En quête d’un avenir meilleur

Publié le 19/10/2016

Contraint à l’exil en mars 2014 en raison de la crise ukrainienne, Denys Gryshakov a trouvé refuge à Strasbourg. Dans la rue depuis plus de deux ans, le footballeur ukrainien qui joue désormais à Schwindratzheim devrait voir l’horizon s’éclaircir après l’obtention récente de son titre de séjour. Rencontre.

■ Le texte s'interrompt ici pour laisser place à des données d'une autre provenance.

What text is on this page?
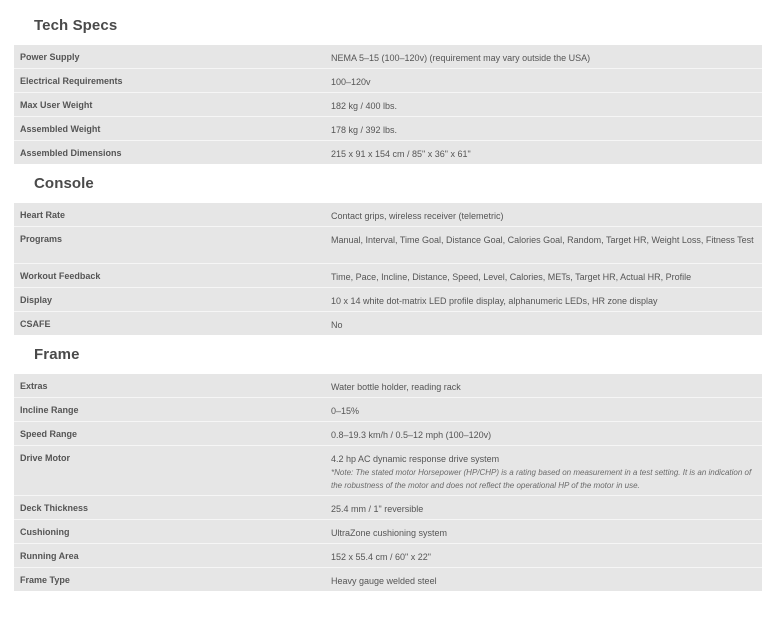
Tech Specs
Power Supply	NEMA 5–15 (100–120v) (requirement may vary outside the USA)
Electrical Requirements	100–120v
Max User Weight	182 kg / 400 lbs.
Assembled Weight	178 kg / 392 lbs.
Assembled Dimensions	215 x 91 x 154 cm / 85" x 36" x 61"
Console
Heart Rate	Contact grips, wireless receiver (telemetric)
Programs	Manual, Interval, Time Goal, Distance Goal, Calories Goal, Random, Target HR, Weight Loss, Fitness Test
Workout Feedback	Time, Pace, Incline, Distance, Speed, Level, Calories, METs, Target HR, Actual HR, Profile
Display	10 x 14 white dot-matrix LED profile display, alphanumeric LEDs, HR zone display
CSAFE	No
Frame
Extras	Water bottle holder, reading rack
Incline Range	0–15%
Speed Range	0.8–19.3 km/h / 0.5–12 mph (100–120v)
Drive Motor	4.2 hp AC dynamic response drive system
*Note: The stated motor Horsepower (HP/CHP) is a rating based on measurement in a test setting. It is an indication of the robustness of the motor and does not reflect the operational HP of the motor in use.
Deck Thickness	25.4 mm / 1" reversible
Cushioning	UltraZone cushioning system
Running Area	152 x 55.4 cm / 60" x 22"
Frame Type	Heavy gauge welded steel
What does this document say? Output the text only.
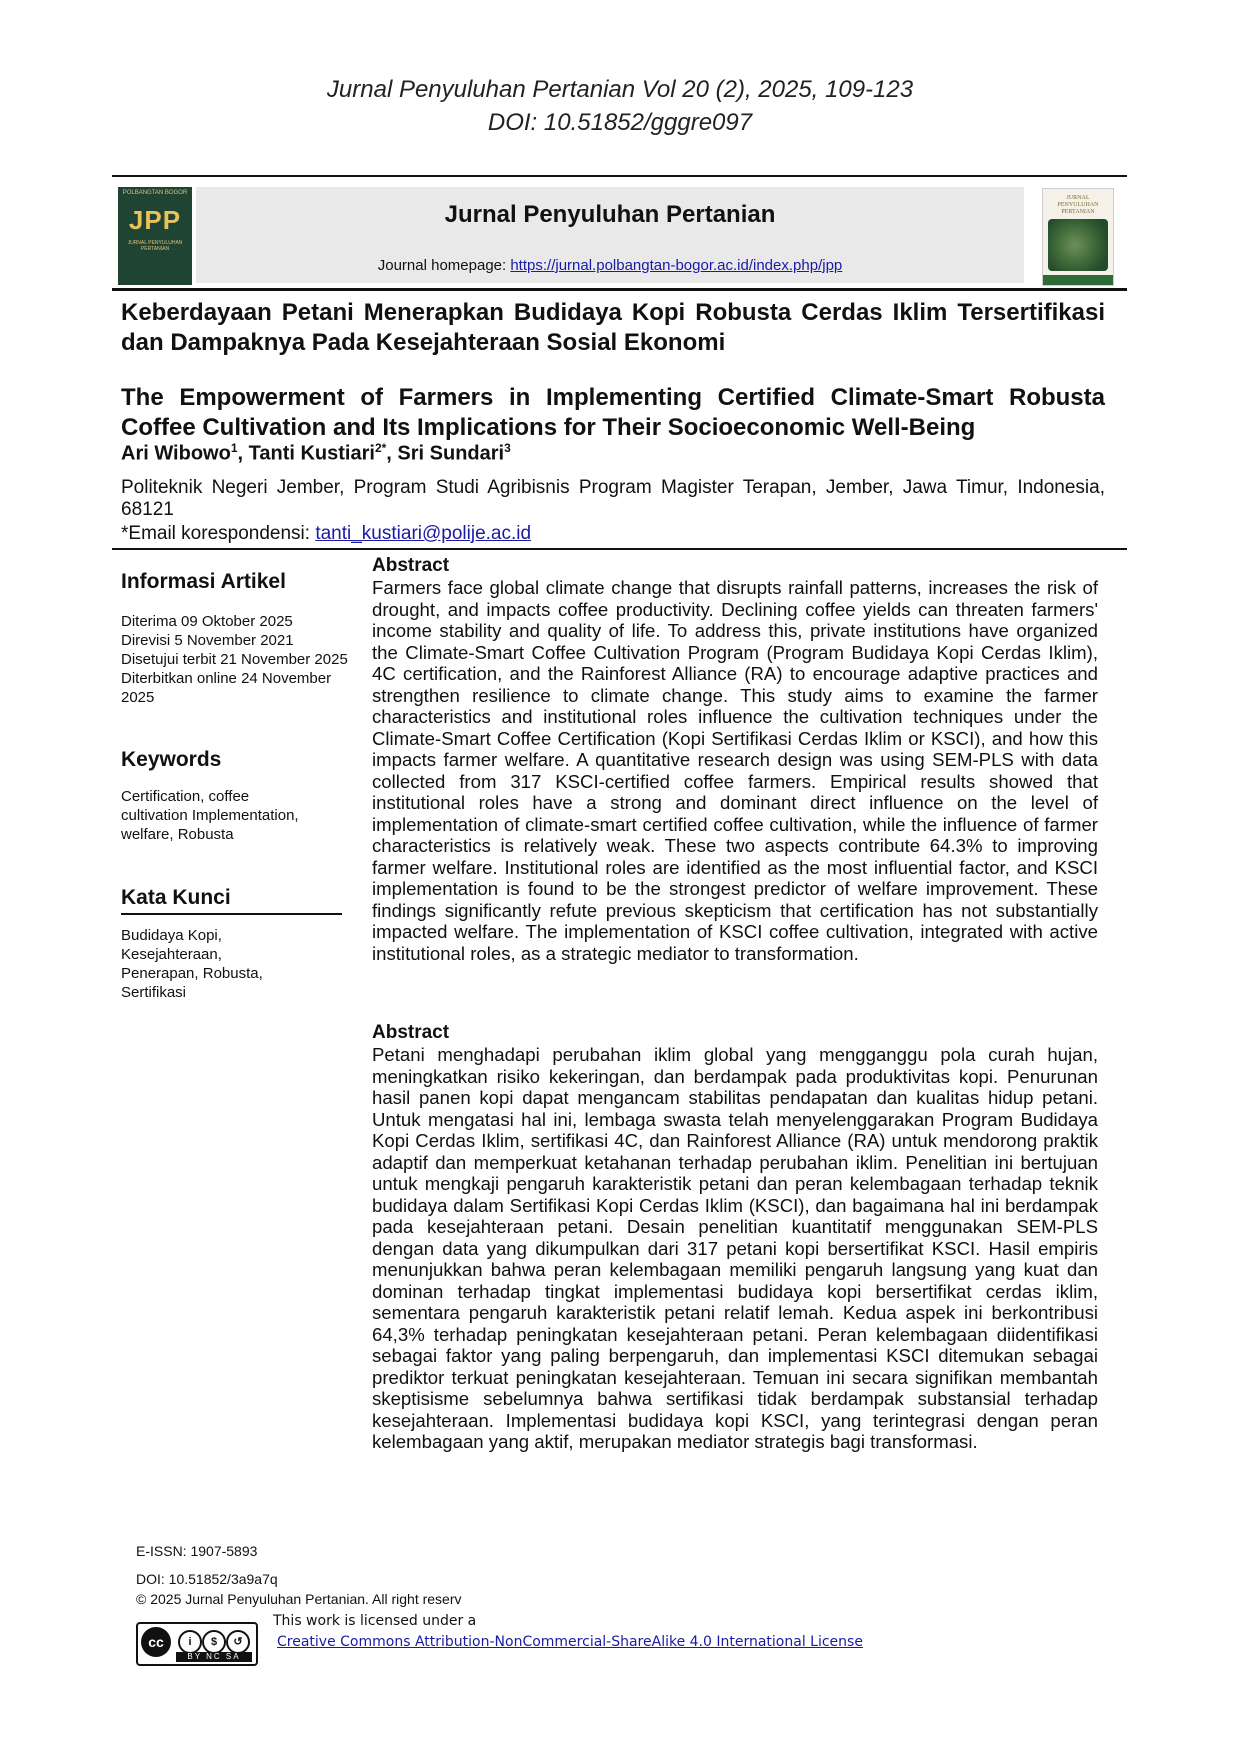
Jurnal Penyuluhan Pertanian Vol 20 (2), 2025, 109-123
DOI: 10.51852/gggre097
POLBANGTAN BOGOR
JPP
JURNAL PENYULUHAN PERTANIAN
Jurnal Penyuluhan Pertanian
Journal homepage: https://jurnal.polbangtan-bogor.ac.id/index.php/jpp
JURNAL PENYULUHAN PERTANIAN
Keberdayaan Petani Menerapkan Budidaya Kopi Robusta Cerdas Iklim Tersertifikasi dan Dampaknya Pada Kesejahteraan Sosial Ekonomi
The Empowerment of Farmers in Implementing Certified Climate-Smart Robusta Coffee Cultivation and Its Implications for Their Socioeconomic Well-Being
Ari Wibowo$^1$, Tanti Kustiari$^{2*}$, Sri Sundari$^3$
Politeknik Negeri Jember, Program Studi Agribisnis Program Magister Terapan, Jember, Jawa Timur, Indonesia, 68121
*Email korespondensi: tanti_kustiari@polije.ac.id
Informasi Artikel
Diterima 09 Oktober 2025
Direvisi 5 November 2021
Disetujui terbit 21 November 2025
Diterbitkan online 24 November 2025
Keywords
Certification, coffee cultivation Implementation, welfare, Robusta
Kata Kunci
Budidaya Kopi, Kesejahteraan, Penerapan, Robusta, Sertifikasi
Abstract
Farmers face global climate change that disrupts rainfall patterns, increases the risk of drought, and impacts coffee productivity. Declining coffee yields can threaten farmers' income stability and quality of life. To address this, private institutions have organized the Climate-Smart Coffee Cultivation Program (Program Budidaya Kopi Cerdas Iklim), 4C certification, and the Rainforest Alliance (RA) to encourage adaptive practices and strengthen resilience to climate change. This study aims to examine the farmer characteristics and institutional roles influence the cultivation techniques under the Climate-Smart Coffee Certification (Kopi Sertifikasi Cerdas Iklim or KSCI), and how this impacts farmer welfare. A quantitative research design was using SEM-PLS with data collected from 317 KSCI-certified coffee farmers. Empirical results showed that institutional roles have a strong and dominant direct influence on the level of implementation of climate-smart certified coffee cultivation, while the influence of farmer characteristics is relatively weak. These two aspects contribute 64.3% to improving farmer welfare. Institutional roles are identified as the most influential factor, and KSCI implementation is found to be the strongest predictor of welfare improvement. These findings significantly refute previous skepticism that certification has not substantially impacted welfare. The implementation of KSCI coffee cultivation, integrated with active institutional roles, as a strategic mediator to transformation.
Abstract
Petani menghadapi perubahan iklim global yang mengganggu pola curah hujan, meningkatkan risiko kekeringan, dan berdampak pada produktivitas kopi. Penurunan hasil panen kopi dapat mengancam stabilitas pendapatan dan kualitas hidup petani. Untuk mengatasi hal ini, lembaga swasta telah menyelenggarakan Program Budidaya Kopi Cerdas Iklim, sertifikasi 4C, dan Rainforest Alliance (RA) untuk mendorong praktik adaptif dan memperkuat ketahanan terhadap perubahan iklim. Penelitian ini bertujuan untuk mengkaji pengaruh karakteristik petani dan peran kelembagaan terhadap teknik budidaya dalam Sertifikasi Kopi Cerdas Iklim (KSCI), dan bagaimana hal ini berdampak pada kesejahteraan petani. Desain penelitian kuantitatif menggunakan SEM-PLS dengan data yang dikumpulkan dari 317 petani kopi bersertifikat KSCI. Hasil empiris menunjukkan bahwa peran kelembagaan memiliki pengaruh langsung yang kuat dan dominan terhadap tingkat implementasi budidaya kopi bersertifikat cerdas iklim, sementara pengaruh karakteristik petani relatif lemah. Kedua aspek ini berkontribusi 64,3% terhadap peningkatan kesejahteraan petani. Peran kelembagaan diidentifikasi sebagai faktor yang paling berpengaruh, dan implementasi KSCI ditemukan sebagai prediktor terkuat peningkatan kesejahteraan. Temuan ini secara signifikan membantah skeptisisme sebelumnya bahwa sertifikasi tidak berdampak substansial terhadap kesejahteraan. Implementasi budidaya kopi KSCI, yang terintegrasi dengan peran kelembagaan yang aktif, merupakan mediator strategis bagi transformasi.
E-ISSN: 1907-5893
DOI: 10.51852/3a9a7q
© 2025 Jurnal Penyuluhan Pertanian. All right reserv
cc	i	$	↺
BY NC SA
This work is licensed under a
Creative Commons Attribution-NonCommercial-ShareAlike 4.0 International License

Jogging, sac de sport et sourire en coin. Au premier abord, rien ne laisse penser que cet homme au visage encore juvénile vit dans une situation de grande précarité. Et pourtant, depuis plus de deux ans, le quotidien de Denys Gryshakov est fait de centres d’hébergement et de files d’attentes aux restos du cœur. Une vie de galère précipitée par une crise politique ukrainienne débutée fin 2013 entre les séparatistes pro-russes et les pro-européens. Victime collatérale de ce conflit d’Europe de l’Est, le jeune adulte né ukrainien mais d’origine russe n’a eu d’autre choix que de quitter Kiev, ville dans laquelle il suivait des études dans la restauration, menacé de représailles en raison de ses origines. Né à Altchevsk en 1992, il vient de la région du Donbass à l’Est de l’Ukraine, foyer de la rébellion et véritable zone de guerre depuis début 2014. « Je ne pouvais ni rester à Kiev car c’était beaucoup trop dangereux pour moi, ni retourner dans ma région natale car j’aurais dû m’engager dans l’armée ukrainienne et combattre les personnes de ma communauté, » déclare Denys Gryshakov dans un français travaillé.

Le foot comme exutoire
Contraint à l’exode, le jeune ressortissant ukrainien prend la direction de la Pologne avec une centaine d’euros en poche. « Je ne savais pas du tout quoi faire ni où aller. En Pologne, j’ai pris le vol low-cost le moins cher, » se souvient-il. Un vol à destination de Grenoble, première étape de ses nombreuses pérégrinations à travers la France et les villes de Marseille, Paris, Reims puis finalement Strasbourg. « A Paris, j’ai dormi pendant plusieurs jours sous les ponts, c’était horrible. » Débarqué à Strasbourg à la mi-mars 2014, Denys vit de longs mois de galère, seul, sans domicile, dans un environnement totalement inconnu. Dans ce marasme ambiant, il garde pourtant le cap grâce au sport, son seul véritable exutoire. Sportif confirmé, le jeune homme est surtout amateur de football, lui qui a côtoyé deux centres de formations dans son enfance en Ukraine (au FC Stal Alchevsk puis au FK Zorya Louhansk). Cet amour du football, il ne l’a jamais perdu et ce sport va joliment lui rendre. « Un matin, j’ai trouvé des chaussures de foot dans la rue et je me suis rendu à l’Armée du Salut avec, c’est là-bas que j’ai rencontré Samuel. » Bénévole à l’Armée du Salut, Samuel Raveau est à l’époque en service civique à la LAFA et pilote de l’opération un ballon pour l’insertion.

Le bout du tunnel
Une aubaine pour Denys qui va y faire des rencontres déterminantes. A l’image de celle avec Karim Rajaoui, un éducateur sportif de la ville de Strasbourg ayant participé au lancement de l’opération. Recroisé il y a quelques mois à un de ses cours de boxe, l’éducateur strasbourgeois va le mettre en relation avec un de ses collègues, Luc Goetz, bénévole au FC Schwindratzheim, club en quête de joueurs. « Luc m’a proposé de venir jouer dans son club, j’ai tout de suite accepté. » Touché par sa situation, Luc Goetz va le prendre sous son aile et l’accompagner dans ses démarches administratives pour l’obtention de sa carte de séjour. « Ma demande a été acceptée, je vais enfin pouvoir travailler, » souligne l’Ukrainien polyglotte qui vivotait grâce à des cours de traduction. Si pour le moment les coups de téléphone au 115 restent quotidiens, Denys entrevoit désormais le bout du tunnel. Son titre de séjour en poche, la perspective d’occuper un emploi le galvanise. De façade depuis de longs mois, le sourire de Denys Gryshakov rayonne à nouveau sur son visage. Le visage d’un jeune homme de 23 ans qui, malgré les épreuves de la vie, ne rêve que de la croquer à pleines dents.